Geht es dabei nur um die Förderung von digitalen Themen?

Werner: Nein. Ein gutes Beispiel dafür ist unser Aquarium auf der Palliativstation. Vor rund drei Jahren sah das nicht besonders attraktiv aus. Das haben wir geändert, indem wir über unseren internen Newsletter die Aquarianer unter den Mitarbeitern gesucht und gezielt angesprochen haben. So haben wir Menschen gefunden, die sich gerne und mit Leidenschaft darum kümmern. Das sehen die Patienten heute auch dem Aquarium an.

Welche Berufsgruppen im Krankenhaus sollten sich am ehesten auf digitale Veränderungen einstellen?

Werner: Es wird auf lange Sicht wohl in allen Berufsgruppen Veränderungen geben. Ich gehe davon aus, dass es schon bald eine Steuerungsplattform geben wird, die Arbeit in der Gesundheitsversorgung neu defnieren muss. Wie die Platzierung von heutigen Berufen dann aussieht, kann man noch nicht sagen. Natürlich wird es z.B. die Pflege immer geben, aber – verglichen mit der Pflege, die wir kennen – wird es wohl eine andere Pflege sein. Als Arbeitgeber muss man sich der Aufgabe stellen, die Mitarbeiter für solche Veränderungen vorzubereiten und Möglichkeiten zu schaffen, mit Hilfe derer sie sich mitentwickeln können. Es ist zu hoffen, dass die durch Digitalisierung eingeläutete Veränderung der Berufsbilder im Gesundheitswesen die davon betroffenen Menschen schneller mitnimmt und auffängt, als es bei den Taxifahrern der Fall ist. Schließlich zeichnete sich der Wandel zu Uber und anderen Organisationen schon seit Jahren im Ausland ab.

Was raten Sie denn einem Berufsanfänger, der seinen Platz im sich wandelnden Gesundheitswesen sucht?
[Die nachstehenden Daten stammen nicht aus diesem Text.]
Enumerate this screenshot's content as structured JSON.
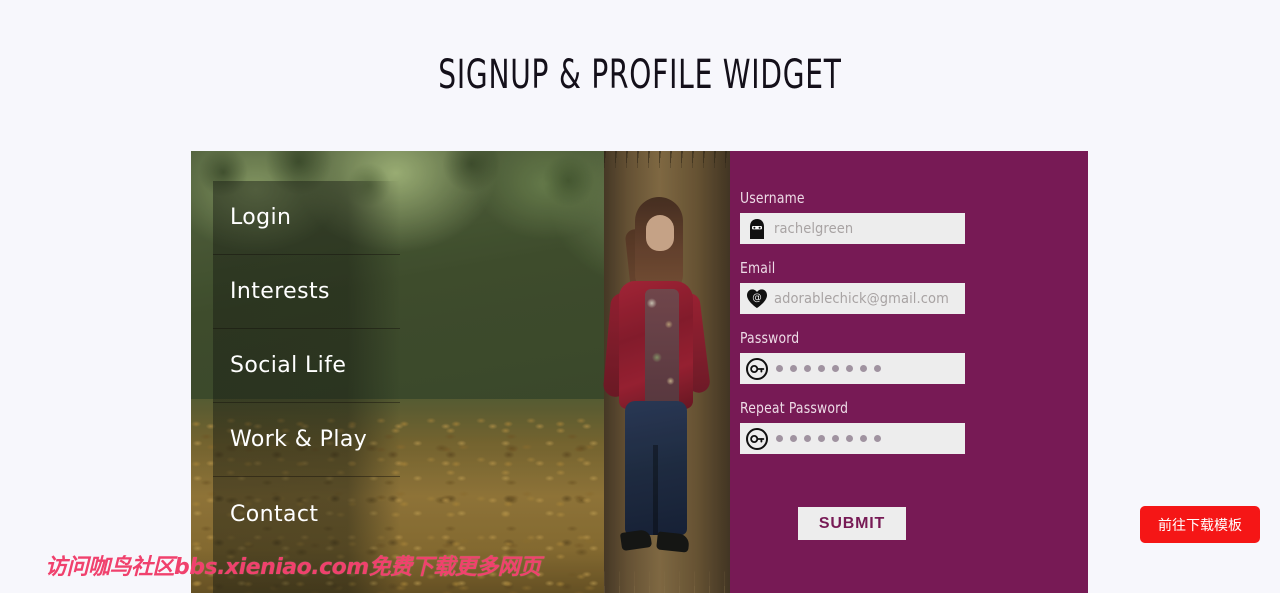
{
  "page": {
    "title": "SIGNUP & PROFILE WIDGET",
    "background_color": "#f7f7fc",
    "accent_color": "#771a55"
  },
  "menu": {
    "items": [
      {
        "label": "Login"
      },
      {
        "label": "Interests"
      },
      {
        "label": "Social Life"
      },
      {
        "label": "Work & Play"
      },
      {
        "label": "Contact"
      }
    ]
  },
  "form": {
    "fields": [
      {
        "label": "Username",
        "icon": "ninja-person-icon",
        "value": "rachelgreen",
        "placeholder": "rachelgreen",
        "type": "text"
      },
      {
        "label": "Email",
        "icon": "heart-at-icon",
        "value": "adorablechick@gmail.com",
        "placeholder": "adorablechick@gmail.com",
        "type": "email"
      },
      {
        "label": "Password",
        "icon": "key-circle-icon",
        "value": "••••••••",
        "placeholder": "",
        "type": "password",
        "dot_count": 8
      },
      {
        "label": "Repeat Password",
        "icon": "key-circle-icon",
        "value": "••••••••",
        "placeholder": "",
        "type": "password",
        "dot_count": 8
      }
    ],
    "submit_label": "SUBMIT"
  },
  "watermark": {
    "text": "访问咖鸟社区bbs.xieniao.com免费下载更多网页",
    "color": "#f0416d"
  },
  "download_button": {
    "label": "前往下载模板",
    "color": "#f51616"
  }
}
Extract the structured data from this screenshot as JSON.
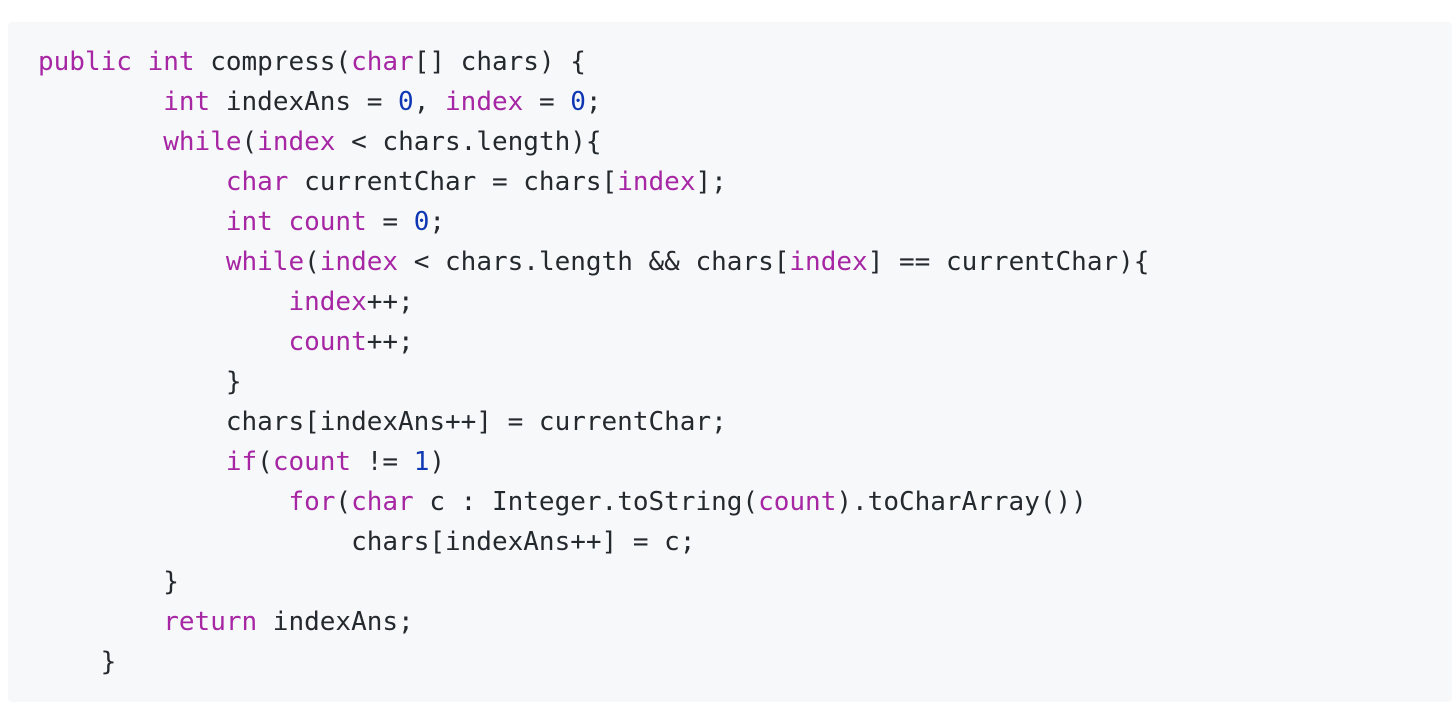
{
  "code": {
    "language": "java",
    "colors": {
      "background": "#f6f8fa",
      "plain": "#24292e",
      "keyword": "#a626a4",
      "number": "#0f37b3"
    },
    "lines": [
      {
        "indent": "",
        "tokens": [
          {
            "t": "kw",
            "v": "public"
          },
          {
            "t": "pl",
            "v": " "
          },
          {
            "t": "ty",
            "v": "int"
          },
          {
            "t": "pl",
            "v": " compress("
          },
          {
            "t": "ty",
            "v": "char"
          },
          {
            "t": "pl",
            "v": "[] chars) {"
          }
        ]
      },
      {
        "indent": "        ",
        "tokens": [
          {
            "t": "ty",
            "v": "int"
          },
          {
            "t": "pl",
            "v": " indexAns = "
          },
          {
            "t": "nm",
            "v": "0"
          },
          {
            "t": "pl",
            "v": ", "
          },
          {
            "t": "id",
            "v": "index"
          },
          {
            "t": "pl",
            "v": " = "
          },
          {
            "t": "nm",
            "v": "0"
          },
          {
            "t": "pl",
            "v": ";"
          }
        ]
      },
      {
        "indent": "        ",
        "tokens": [
          {
            "t": "kw",
            "v": "while"
          },
          {
            "t": "pl",
            "v": "("
          },
          {
            "t": "id",
            "v": "index"
          },
          {
            "t": "pl",
            "v": " < chars.length){"
          }
        ]
      },
      {
        "indent": "            ",
        "tokens": [
          {
            "t": "ty",
            "v": "char"
          },
          {
            "t": "pl",
            "v": " currentChar = chars["
          },
          {
            "t": "id",
            "v": "index"
          },
          {
            "t": "pl",
            "v": "];"
          }
        ]
      },
      {
        "indent": "            ",
        "tokens": [
          {
            "t": "ty",
            "v": "int"
          },
          {
            "t": "pl",
            "v": " "
          },
          {
            "t": "id",
            "v": "count"
          },
          {
            "t": "pl",
            "v": " = "
          },
          {
            "t": "nm",
            "v": "0"
          },
          {
            "t": "pl",
            "v": ";"
          }
        ]
      },
      {
        "indent": "            ",
        "tokens": [
          {
            "t": "kw",
            "v": "while"
          },
          {
            "t": "pl",
            "v": "("
          },
          {
            "t": "id",
            "v": "index"
          },
          {
            "t": "pl",
            "v": " < chars.length && chars["
          },
          {
            "t": "id",
            "v": "index"
          },
          {
            "t": "pl",
            "v": "] == currentChar){"
          }
        ]
      },
      {
        "indent": "                ",
        "tokens": [
          {
            "t": "id",
            "v": "index"
          },
          {
            "t": "pl",
            "v": "++;"
          }
        ]
      },
      {
        "indent": "                ",
        "tokens": [
          {
            "t": "id",
            "v": "count"
          },
          {
            "t": "pl",
            "v": "++;"
          }
        ]
      },
      {
        "indent": "            ",
        "tokens": [
          {
            "t": "pl",
            "v": "}"
          }
        ]
      },
      {
        "indent": "            ",
        "tokens": [
          {
            "t": "pl",
            "v": "chars[indexAns++] = currentChar;"
          }
        ]
      },
      {
        "indent": "            ",
        "tokens": [
          {
            "t": "kw",
            "v": "if"
          },
          {
            "t": "pl",
            "v": "("
          },
          {
            "t": "id",
            "v": "count"
          },
          {
            "t": "pl",
            "v": " != "
          },
          {
            "t": "nm",
            "v": "1"
          },
          {
            "t": "pl",
            "v": ")"
          }
        ]
      },
      {
        "indent": "                ",
        "tokens": [
          {
            "t": "kw",
            "v": "for"
          },
          {
            "t": "pl",
            "v": "("
          },
          {
            "t": "ty",
            "v": "char"
          },
          {
            "t": "pl",
            "v": " c : Integer.toString("
          },
          {
            "t": "id",
            "v": "count"
          },
          {
            "t": "pl",
            "v": ").toCharArray())"
          }
        ]
      },
      {
        "indent": "                    ",
        "tokens": [
          {
            "t": "pl",
            "v": "chars[indexAns++] = c;"
          }
        ]
      },
      {
        "indent": "        ",
        "tokens": [
          {
            "t": "pl",
            "v": "}"
          }
        ]
      },
      {
        "indent": "        ",
        "tokens": [
          {
            "t": "kw",
            "v": "return"
          },
          {
            "t": "pl",
            "v": " indexAns;"
          }
        ]
      },
      {
        "indent": "    ",
        "tokens": [
          {
            "t": "pl",
            "v": "}"
          }
        ]
      }
    ]
  }
}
Werner: In erster Linie sollten sich junge Menschen einen Tätigkeitsbereich suchen, der ihnen Spaß macht und an dem sie echtes Interesse haben. Ist das nicht ganz klar, empfehle ich verschiedene Praktika. Anschließend sollte die entsprechend gewählte Ausbildung möglichst beendet werden und dann gilt es offen zu bleiben für alle Veränderungen, die anstehen. Wer heute ins Berufsleben startet – und das gilt nicht nur fürs Gesundheitswesen –, der muss davon ausgehen, dass er nicht in dem Beruf endet, in dem er seine Ausbildung gemacht hat. Bevorstehende Veränderungen müssen mitgegangen werden, auch wenn man noch nicht weiß, wo es hingeht. Nur so kann man an der Spitze bleiben.
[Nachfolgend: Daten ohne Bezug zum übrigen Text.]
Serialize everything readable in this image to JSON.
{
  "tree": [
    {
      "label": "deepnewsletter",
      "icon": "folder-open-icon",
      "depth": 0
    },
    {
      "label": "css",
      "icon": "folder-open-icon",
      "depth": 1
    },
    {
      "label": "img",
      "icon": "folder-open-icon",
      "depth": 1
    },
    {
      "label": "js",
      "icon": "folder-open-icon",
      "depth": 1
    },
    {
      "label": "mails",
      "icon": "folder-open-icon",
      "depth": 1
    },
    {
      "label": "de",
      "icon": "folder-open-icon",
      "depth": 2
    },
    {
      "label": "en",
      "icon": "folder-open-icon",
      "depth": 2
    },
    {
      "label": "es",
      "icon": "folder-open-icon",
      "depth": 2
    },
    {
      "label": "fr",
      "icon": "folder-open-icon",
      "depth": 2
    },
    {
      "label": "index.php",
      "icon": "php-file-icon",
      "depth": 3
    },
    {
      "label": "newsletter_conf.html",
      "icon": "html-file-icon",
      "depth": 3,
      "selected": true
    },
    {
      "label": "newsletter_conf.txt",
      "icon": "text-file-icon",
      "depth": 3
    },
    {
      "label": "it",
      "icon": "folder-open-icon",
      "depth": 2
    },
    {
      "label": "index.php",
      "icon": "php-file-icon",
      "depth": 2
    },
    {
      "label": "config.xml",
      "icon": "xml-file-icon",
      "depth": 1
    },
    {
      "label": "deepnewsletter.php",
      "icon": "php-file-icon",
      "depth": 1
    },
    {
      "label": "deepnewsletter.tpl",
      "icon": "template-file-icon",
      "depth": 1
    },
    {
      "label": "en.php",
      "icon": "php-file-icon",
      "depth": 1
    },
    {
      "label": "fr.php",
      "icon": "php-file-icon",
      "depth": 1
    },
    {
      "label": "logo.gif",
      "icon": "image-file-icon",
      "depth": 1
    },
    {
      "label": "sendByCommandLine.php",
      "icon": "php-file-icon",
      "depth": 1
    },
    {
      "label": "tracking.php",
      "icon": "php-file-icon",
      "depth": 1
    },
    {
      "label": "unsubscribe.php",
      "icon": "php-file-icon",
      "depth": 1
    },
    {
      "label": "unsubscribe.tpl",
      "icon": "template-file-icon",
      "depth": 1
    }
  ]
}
Solche Risikobereitschaft kann aber auch Niederlagen und Motivationsverlust mit sich bringen. Wie kann man hier gegenwirken?
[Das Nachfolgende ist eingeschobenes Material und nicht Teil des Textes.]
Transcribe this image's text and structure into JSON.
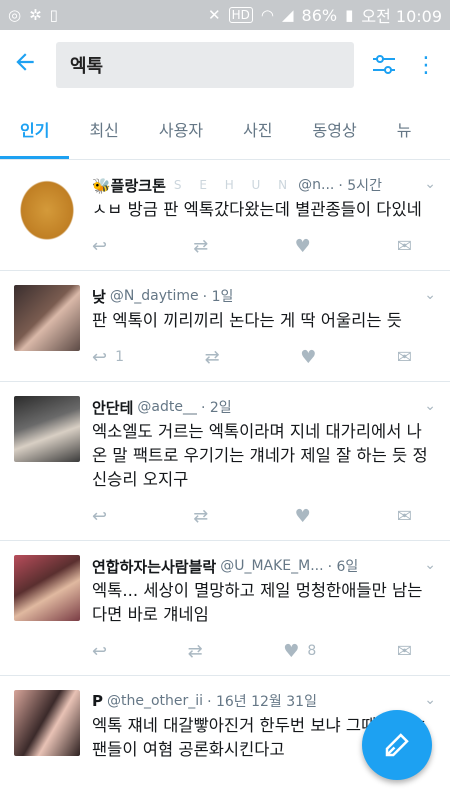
{
  "statusbar": {
    "battery": "86%",
    "time": "오전 10:09",
    "hd": "HD"
  },
  "search": {
    "query": "엑톡"
  },
  "tabs": [
    "인기",
    "최신",
    "사용자",
    "사진",
    "동영상",
    "뉴"
  ],
  "tweets": [
    {
      "name": "🐝플랑크톤",
      "handle_extra": "S E H U N",
      "handle": "@n...",
      "time": "· 5시간",
      "text": "ㅅㅂ 방금 판 엑톡갔다왔는데 별관종들이 다있네",
      "reply": "",
      "like": ""
    },
    {
      "name": "낮",
      "handle": "@N_daytime",
      "time": "· 1일",
      "text": "판 엑톡이 끼리끼리 논다는 게 딱 어울리는 듯",
      "reply": "1",
      "like": ""
    },
    {
      "name": "안단테",
      "handle": "@adte__",
      "time": "· 2일",
      "text": "엑소엘도 거르는 엑톡이라며 지네 대가리에서 나온 말 팩트로 우기기는 걔네가 제일 잘 하는 듯 정신승리 오지구",
      "reply": "",
      "like": ""
    },
    {
      "name": "연합하자는사람블락",
      "handle": "@U_MAKE_M...",
      "time": "· 6일",
      "text": "엑톡... 세상이 멸망하고 제일 멍청한애들만 남는다면 바로 걔네임",
      "reply": "",
      "like": "8"
    },
    {
      "name": "P",
      "handle": "@the_other_ii",
      "time": "· 16년 12월 31일",
      "text": "엑톡 쟤네 대갈빻아진거 한두번 보냐 그때도 ㅂㅌ팬들이 여혐 공론화시킨다고",
      "reply": "",
      "like": ""
    }
  ],
  "colors": {
    "accent": "#1da1f2",
    "statusbar": "#c6c9cc"
  }
}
Werner: Ich kann nicht genau bewerten, wie hoch der Anteil an intrinsicher Motivation zu neuen Schritten sein muss. Wenn diese nicht vorhanden ist, wird es auch für Coaches und Begleiter bzw. die Führungsebene schwierig, zu unterstützen. Wenn junge Mitarbeiter die Lust verspüren, weitermachen zu wollen – und dabei auch Rückschläge und Veränderungen akzeptieren – dann sollten sie das auch tun und dazu motiviert werden können.

Ein Grund, warum Sie auch die XPOMET als Mitglied des Medical Bords unterstützen?

Werner: Mich begeistert, dass das Konzept der Veranstaltung einen Spirit verbreitet, der es möglich macht, über all das zu sprechen, was werden könnte – auch das Unvorstellbare. Alles, was nicht geht, ist kein Thema. Der Fokus liegt auf der Demonstration einer optimierten Medizin und der Suche nach Wegen der Umsetzung für den Klinikalltag. Dieser Ansatz fördert Aufbruchsstimmung, die auch das Potenzial hat, entsprechende Finanzierungslösungen zu finden. Das Interview führte Bianca Flachenecker.